There is so much we don't know. But I do know one thing: on Kurt's final day, he was doing what he loved. I'm sure his readers will take this just as hard. There are few enterprise gadflies left, even fewer with Kurt's tech chops. Without Kurt, we'll all need to press a little harder, probe into those marketecture slides, ask the tougher questions and stop it with the softballs. Otherwise, we are not deserving of Kurt's mantle.

I asked Clive Boulton, long-time diginomica reader and fellow Stanford alumn for his words.
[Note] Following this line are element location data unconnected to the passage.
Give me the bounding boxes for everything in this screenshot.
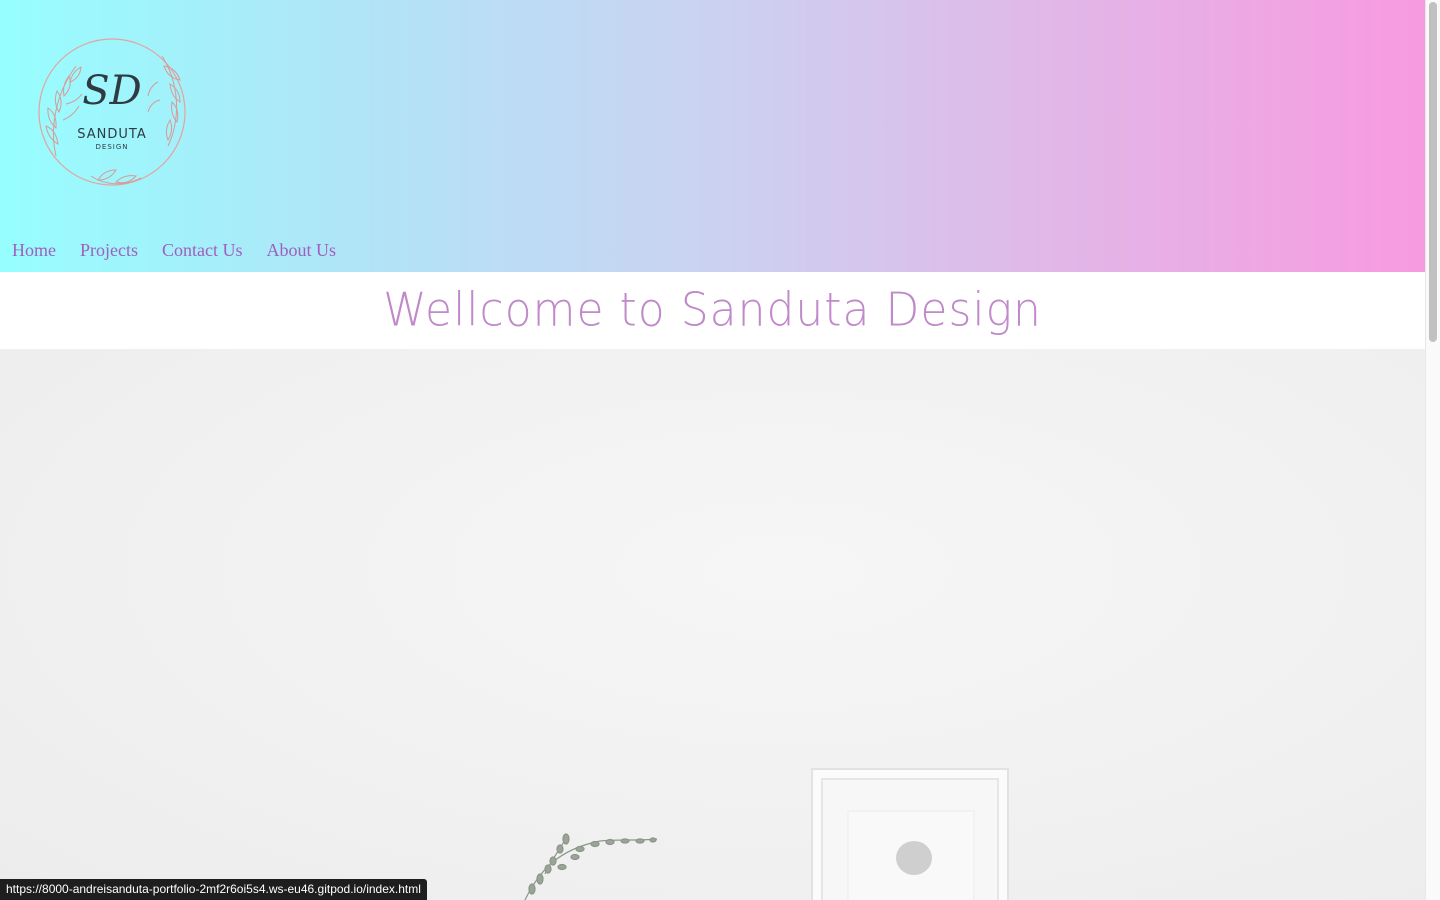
nav-link-about-us[interactable]: About Us xyxy=(267,239,337,261)
link-status-bar: https://8000-andreisanduta-portfolio-2mf… xyxy=(0,879,427,900)
logo-name: SANDUTA xyxy=(77,127,146,142)
hero-image xyxy=(0,349,1425,900)
page: SD SANDUTA DESIGN Home Projects Contact … xyxy=(0,0,1425,900)
logo-monogram: SD xyxy=(82,68,141,114)
nav-link-projects[interactable]: Projects xyxy=(80,239,138,261)
nav-link-contact-us[interactable]: Contact Us xyxy=(162,239,243,261)
picture-frame xyxy=(811,768,1009,900)
scrollbar-thumb[interactable] xyxy=(1429,2,1437,342)
logo-emblem: SD SANDUTA DESIGN xyxy=(38,38,186,186)
plant-sprig xyxy=(524,833,658,900)
welcome-section: Wellcome to Sanduta Design xyxy=(0,272,1425,349)
site-logo[interactable]: SD SANDUTA DESIGN xyxy=(36,36,188,188)
site-header: SD SANDUTA DESIGN Home Projects Contact … xyxy=(0,0,1425,272)
vertical-scrollbar[interactable] xyxy=(1425,0,1440,900)
logo-tagline: DESIGN xyxy=(96,143,129,151)
main-nav: Home Projects Contact Us About Us xyxy=(12,239,336,261)
nav-link-home[interactable]: Home xyxy=(12,239,56,261)
hero-photo xyxy=(524,768,1009,900)
welcome-title: Wellcome to Sanduta Design xyxy=(383,283,1042,338)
Boulton writes:

We met up through diginomica, and became friends online during the pandemic lockdown, chatting with other industry analysts. Kurt was always digging deeper into the computing details underpinning the cloud-era, succinctly explaining the valuable impact to business readers. Back to custom chips, completing a circle in the enterprise, and from where we began.

While we don't know if this applies to Kurt's situation in any way, Boulton reminded me: in the midst of remote work isolation, checking in on colleagues is not an option, it's an imperative. When in doubt, do it.

After I published my Carl Sagan-inspired piece, Honing our enterprise BS filters - with tips from Carl Sagan's Baloney Detection Kit, Kurt and I had a fierce session on the backchannel. Kurt adapted many of Sagan's ideas into his craft. He admired the scientific method, and the necessary skepticism and respect for the data that belies it. Kurt sent me a picture framed above his office, charting out every form of manipulation and obfuscation known to humankind - all of which he was determined to root out and call out. I'm going to find a copy for my office.

Carl Sagan once said:

Skeptical scrutiny is the means, in both science and religion, by which deep thoughts can be winnowed from deep nonsense.

That fits Kurt Marko's work in the tech field pretty darn well. I hope, deep down, Kurt knew that. If he didn't, it's our failing, not his. Kurt turned in the cleanest copy you could find. No typos for Kurt Marko. Edgy didn't mean rough around the edges. Kurt was a polished stone, you see, and perhaps his work was done here, I don't know. But I do know we miss him already.